At eleven o’clock I thank Sue and ask her to leave. She’s reluctant, says it’s no bother staying, she’s made arrangements to stay the night, am I sure I’m OK? Should I be on my own at a time like this? When it’s clear I want her to leave she hugs me tightly, fighting back her own tears, and says she’ll be over first thing in the morning.

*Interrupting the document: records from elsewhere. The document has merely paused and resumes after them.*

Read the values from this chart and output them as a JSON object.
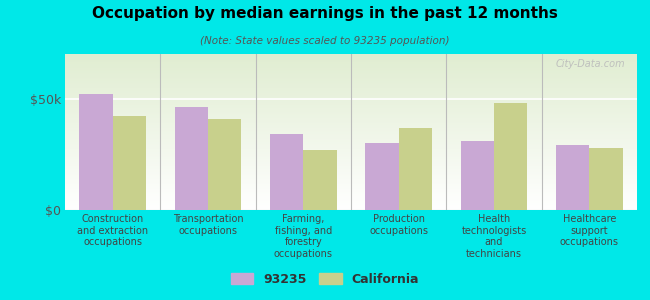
{
  "title": "Occupation by median earnings in the past 12 months",
  "subtitle": "(Note: State values scaled to 93235 population)",
  "categories": [
    "Construction\nand extraction\noccupations",
    "Transportation\noccupations",
    "Farming,\nfishing, and\nforestry\noccupations",
    "Production\noccupations",
    "Health\ntechnologists\nand\ntechnicians",
    "Healthcare\nsupport\noccupations"
  ],
  "values_93235": [
    52000,
    46000,
    34000,
    30000,
    31000,
    29000
  ],
  "values_california": [
    42000,
    41000,
    27000,
    37000,
    48000,
    28000
  ],
  "color_93235": "#c9a8d4",
  "color_california": "#c8d08c",
  "bar_width": 0.35,
  "ylim": [
    0,
    70000
  ],
  "yticks": [
    0,
    50000
  ],
  "ytick_labels": [
    "$0",
    "$50k"
  ],
  "legend_93235": "93235",
  "legend_california": "California",
  "background_color": "#00e8e8",
  "plot_bg_color": "#eef3dc",
  "watermark": "City-Data.com"
}
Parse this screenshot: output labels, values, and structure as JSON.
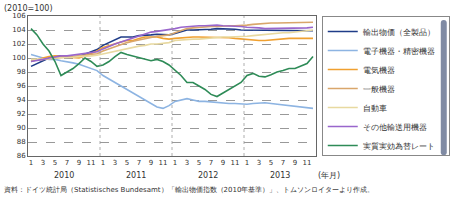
{
  "chart_data": {
    "type": "line",
    "y_label": "(2010=100)",
    "x_label": "(年月)",
    "source": "資料：ドイツ統計局（Statistisches Bundesamt）「輸出物価指数（2010年基準）」、トムソンロイターより作成。",
    "years": [
      "2010",
      "2011",
      "2012",
      "2013"
    ],
    "categories": [
      "1",
      null,
      "3",
      null,
      "5",
      null,
      "7",
      null,
      "9",
      null,
      "11",
      null,
      "1",
      null,
      "3",
      null,
      "5",
      null,
      "7",
      null,
      "9",
      null,
      "11",
      null,
      "1",
      null,
      "3",
      null,
      "5",
      null,
      "7",
      null,
      "9",
      null,
      "11",
      null,
      "1",
      null,
      "3",
      null,
      "5",
      null,
      "7",
      null,
      "9",
      null,
      "11",
      null
    ],
    "ylim": [
      86,
      106
    ],
    "yticks": [
      86,
      88,
      90,
      92,
      94,
      96,
      98,
      100,
      102,
      104,
      106
    ],
    "grid": true,
    "legend": "right",
    "series": [
      {
        "name": "輸出物価（全製品）",
        "color": "#1f3c88",
        "values": [
          98.8,
          99.2,
          99.5,
          100,
          100.2,
          100.3,
          100.2,
          100.1,
          100.2,
          100.5,
          100.8,
          101.2,
          101.8,
          102.2,
          102.6,
          103.0,
          103.0,
          103.0,
          103.2,
          103.2,
          103.3,
          103.4,
          103.3,
          103.3,
          103.5,
          103.8,
          104.0,
          104.0,
          104.0,
          104.0,
          104.1,
          104.2,
          104.2,
          104.2,
          104.1,
          104.0,
          104.0,
          104.0,
          104.0,
          104.0,
          103.9,
          103.9,
          103.9,
          103.9,
          103.9,
          103.9,
          103.9,
          103.9
        ]
      },
      {
        "name": "電子機器・精密機器",
        "color": "#8db4e2",
        "values": [
          100.5,
          100.2,
          100,
          99.8,
          99.8,
          99.6,
          99.5,
          99.3,
          99.1,
          98.8,
          98.5,
          98.2,
          97.5,
          97.0,
          96.5,
          96.0,
          95.5,
          95.0,
          94.5,
          94.0,
          93.5,
          93.0,
          92.8,
          93.2,
          93.8,
          94.0,
          94.2,
          94.0,
          93.8,
          93.8,
          93.7,
          93.7,
          93.6,
          93.5,
          93.5,
          93.4,
          93.4,
          93.5,
          93.6,
          93.6,
          93.5,
          93.4,
          93.3,
          93.2,
          93.1,
          93.0,
          92.9,
          92.8
        ]
      },
      {
        "name": "電気機器",
        "color": "#f0a030",
        "values": [
          99.5,
          99.8,
          100,
          100.2,
          100.3,
          100.2,
          100.1,
          100,
          100,
          100.3,
          100.6,
          101,
          101.5,
          101.8,
          102,
          102.3,
          102.5,
          102.5,
          102.8,
          103,
          103,
          103,
          102.8,
          102.7,
          102.8,
          102.9,
          103,
          103,
          103,
          103,
          103,
          103,
          103,
          102.9,
          102.8,
          102.7,
          102.6,
          102.5,
          102.5,
          102.5,
          102.6,
          102.7,
          102.8,
          102.8,
          102.8,
          102.8,
          102.8,
          102.8
        ]
      },
      {
        "name": "一般機器",
        "color": "#d9a66b",
        "values": [
          99.6,
          99.7,
          99.8,
          99.9,
          100,
          100.1,
          100.2,
          100.2,
          100.3,
          100.4,
          100.5,
          100.6,
          101,
          101.3,
          101.6,
          102,
          102.2,
          102.4,
          102.6,
          102.8,
          103,
          103.1,
          103.2,
          103.3,
          103.6,
          103.9,
          104.2,
          104.3,
          104.4,
          104.4,
          104.5,
          104.5,
          104.6,
          104.6,
          104.6,
          104.6,
          104.7,
          104.8,
          104.9,
          104.9,
          105,
          105,
          105,
          105,
          105,
          105,
          105,
          105.1
        ]
      },
      {
        "name": "自動車",
        "color": "#e8d9a0",
        "values": [
          99.8,
          99.8,
          99.9,
          99.9,
          100,
          100,
          100.1,
          100.1,
          100.2,
          100.2,
          100.3,
          100.4,
          100.6,
          100.8,
          101,
          101.2,
          101.3,
          101.5,
          101.7,
          101.8,
          102,
          102,
          102.1,
          102.2,
          102.5,
          102.6,
          102.7,
          102.7,
          102.7,
          102.8,
          102.9,
          102.9,
          103,
          103,
          103,
          103,
          103.1,
          103.2,
          103.3,
          103.3,
          103.4,
          103.5,
          103.6,
          103.6,
          103.7,
          103.8,
          103.9,
          104
        ]
      },
      {
        "name": "その他輸送用機器",
        "color": "#9966cc",
        "values": [
          99.5,
          99.6,
          99.8,
          100,
          100.2,
          100.3,
          100.3,
          100.4,
          100.5,
          100.6,
          100.7,
          100.9,
          101.3,
          101.7,
          102,
          102.3,
          102.6,
          102.9,
          103.2,
          103.5,
          103.7,
          103.8,
          103.9,
          104,
          104.2,
          104.4,
          104.5,
          104.6,
          104.6,
          104.6,
          104.7,
          104.7,
          104.6,
          104.6,
          104.5,
          104.5,
          104.4,
          104.4,
          104.3,
          104.2,
          104.2,
          104.2,
          104.3,
          104.3,
          104.3,
          104.3,
          104.3,
          104.4
        ]
      },
      {
        "name": "実質実効為替レート",
        "color": "#2e8b57",
        "values": [
          104.2,
          103.3,
          102,
          101,
          99.5,
          97.5,
          98,
          98.5,
          99.2,
          100,
          99.5,
          98.8,
          99,
          99.5,
          100.2,
          100.8,
          100.5,
          100.3,
          100,
          99.8,
          99.6,
          99.8,
          99.5,
          99,
          98.2,
          97.5,
          96.5,
          96.5,
          96,
          95.5,
          94.8,
          94.5,
          95,
          95.5,
          96,
          96.5,
          97.5,
          97.8,
          97.4,
          97.3,
          97.6,
          98,
          98.2,
          98.5,
          98.5,
          98.8,
          99.2,
          100.2
        ]
      }
    ]
  }
}
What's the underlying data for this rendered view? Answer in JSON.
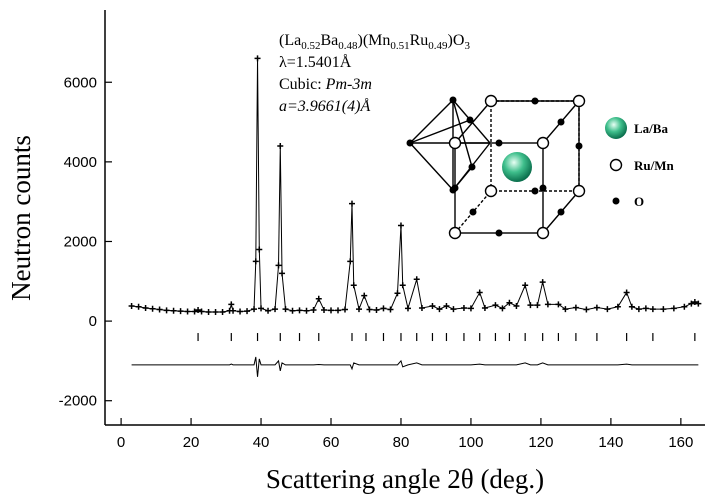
{
  "chart_data": {
    "type": "diffraction",
    "xlabel": "Scattering angle 2θ (deg.)",
    "ylabel": "Neutron counts",
    "xlim": [
      -4.6,
      166.9
    ],
    "ylim": [
      -2610,
      7815
    ],
    "xticks": [
      0,
      20,
      40,
      60,
      80,
      100,
      120,
      140,
      160
    ],
    "yticks": [
      -2000,
      0,
      2000,
      4000,
      6000
    ],
    "x": [
      3,
      5,
      7,
      9,
      11,
      13,
      15,
      17,
      19,
      21,
      22,
      23,
      25,
      27,
      29,
      31,
      31.5,
      32,
      34,
      36,
      38,
      38.5,
      39,
      39.5,
      40,
      42,
      44,
      45,
      45.5,
      46,
      47,
      49,
      51,
      53,
      55,
      56.5,
      58,
      60,
      62,
      64,
      65.5,
      66,
      66.5,
      68,
      69.5,
      71,
      73,
      75,
      77,
      79,
      80,
      80.5,
      82,
      84.5,
      86,
      89,
      91,
      93,
      95,
      98,
      100,
      102.5,
      104,
      107,
      109,
      111,
      113,
      115.5,
      117,
      119,
      120.5,
      122,
      125,
      127,
      130,
      133,
      136,
      139,
      142,
      144.5,
      146,
      148,
      150,
      152,
      155,
      158,
      161,
      163,
      164,
      165
    ],
    "series": [
      {
        "color": "#000000",
        "values": [
          380,
          360,
          330,
          310,
          290,
          270,
          260,
          250,
          240,
          240,
          280,
          240,
          230,
          230,
          230,
          260,
          420,
          260,
          240,
          250,
          300,
          1500,
          6600,
          1800,
          320,
          260,
          300,
          1400,
          4400,
          1200,
          300,
          260,
          270,
          260,
          280,
          560,
          280,
          270,
          270,
          290,
          1500,
          2950,
          900,
          300,
          640,
          290,
          280,
          320,
          290,
          700,
          2400,
          900,
          320,
          1050,
          330,
          380,
          300,
          380,
          300,
          330,
          320,
          720,
          330,
          400,
          320,
          460,
          380,
          900,
          400,
          400,
          980,
          420,
          420,
          300,
          340,
          290,
          340,
          300,
          360,
          720,
          360,
          300,
          320,
          300,
          300,
          320,
          360,
          440,
          480,
          440
        ]
      },
      {
        "color": "#000000",
        "values": [
          -1100,
          -1100,
          -1100,
          -1100,
          -1100,
          -1100,
          -1100,
          -1100,
          -1100,
          -1100,
          -1100,
          -1100,
          -1100,
          -1100,
          -1100,
          -1100,
          -1080,
          -1100,
          -1100,
          -1100,
          -1100,
          -900,
          -1400,
          -950,
          -1100,
          -1100,
          -1100,
          -1000,
          -1250,
          -1050,
          -1100,
          -1100,
          -1100,
          -1100,
          -1100,
          -1090,
          -1100,
          -1100,
          -1100,
          -1100,
          -1100,
          -1200,
          -1050,
          -1100,
          -1100,
          -1100,
          -1100,
          -1100,
          -1100,
          -1100,
          -1000,
          -1150,
          -1100,
          -1050,
          -1100,
          -1100,
          -1100,
          -1100,
          -1100,
          -1100,
          -1100,
          -1080,
          -1100,
          -1100,
          -1100,
          -1100,
          -1100,
          -1050,
          -1100,
          -1100,
          -1050,
          -1100,
          -1100,
          -1100,
          -1100,
          -1100,
          -1100,
          -1100,
          -1100,
          -1080,
          -1100,
          -1100,
          -1100,
          -1100,
          -1100,
          -1100,
          -1100,
          -1100,
          -1100,
          -1100
        ]
      }
    ],
    "bragg_positions": [
      22,
      31.5,
      39,
      45.5,
      51,
      56.5,
      66,
      70,
      75,
      80,
      84.5,
      89,
      93,
      98,
      102.5,
      107,
      111,
      115.5,
      120.5,
      125,
      130,
      136,
      144.5,
      152,
      164
    ],
    "bragg_level": -400,
    "formula": [
      "(La",
      "0.52",
      "Ba",
      "0.48",
      ")(Mn",
      "0.51",
      "Ru",
      "0.49",
      ")O",
      "3"
    ],
    "wavelength": "λ=1.5401Å",
    "symmetry_prefix": "Cubic: ",
    "space_group": "Pm-3m",
    "lattice": "a=3.9661(4)Å",
    "legend": [
      "La/Ba",
      "Ru/Mn",
      "O"
    ]
  }
}
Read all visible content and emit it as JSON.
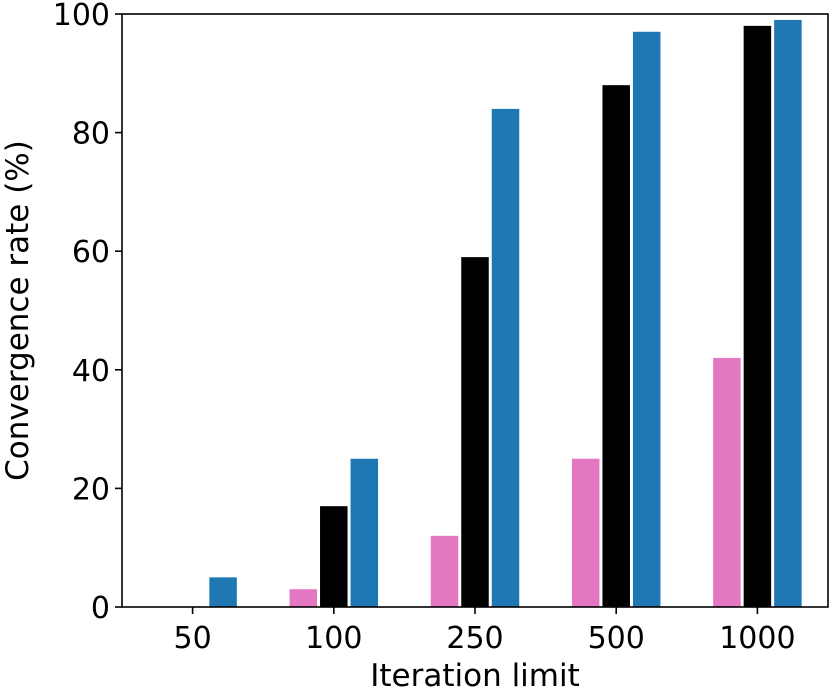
{
  "chart_data": {
    "type": "bar",
    "title": "",
    "xlabel": "Iteration limit",
    "ylabel": "Convergence rate (%)",
    "categories": [
      "50",
      "100",
      "250",
      "500",
      "1000"
    ],
    "ylim": [
      0,
      100
    ],
    "yticks": [
      0,
      20,
      40,
      60,
      80,
      100
    ],
    "grid": false,
    "legend": "none",
    "series": [
      {
        "color": "#e377c2",
        "values": [
          0,
          3,
          12,
          25,
          42
        ]
      },
      {
        "color": "#000000",
        "values": [
          0,
          17,
          59,
          88,
          98
        ]
      },
      {
        "color": "#1f77b4",
        "values": [
          5,
          25,
          84,
          97,
          99
        ]
      }
    ]
  }
}
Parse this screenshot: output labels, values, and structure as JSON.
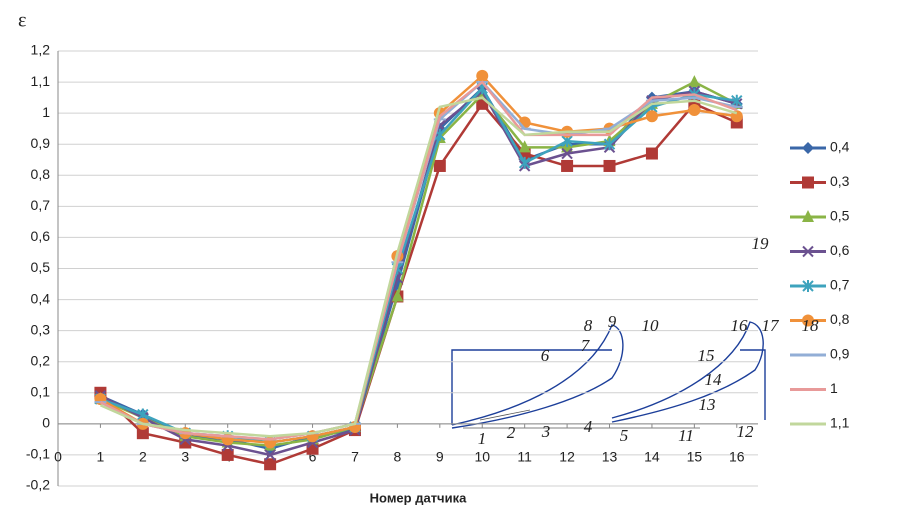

I pour myself a large glass of Sauvignon Blanc, sit on the settee and curl my leg up. I watch the TV with the sound down. It’s the news channel. Pictures of misery and pain parade across the screen in a never-ending stream. There’s one more call I have to make. I find the name in my phone book and dial. It goes straight to voicemail – must be switched off. ‘Grant, its Josi. Richard died today. I won’t be coming to you.’
Grant
I pull up outside her apartment. This might be the last time I see her. I push the thought to the back of my mind, can’t afford to think this way. After last night I have to do whatever it take to be with her. It’s eight hours since I see her and it feel like eight days. Her friend taking her to the airport. I offer but she say Celia would be disappointed, she book time off work specially. So I’m here three hours before her flight saying goodbye.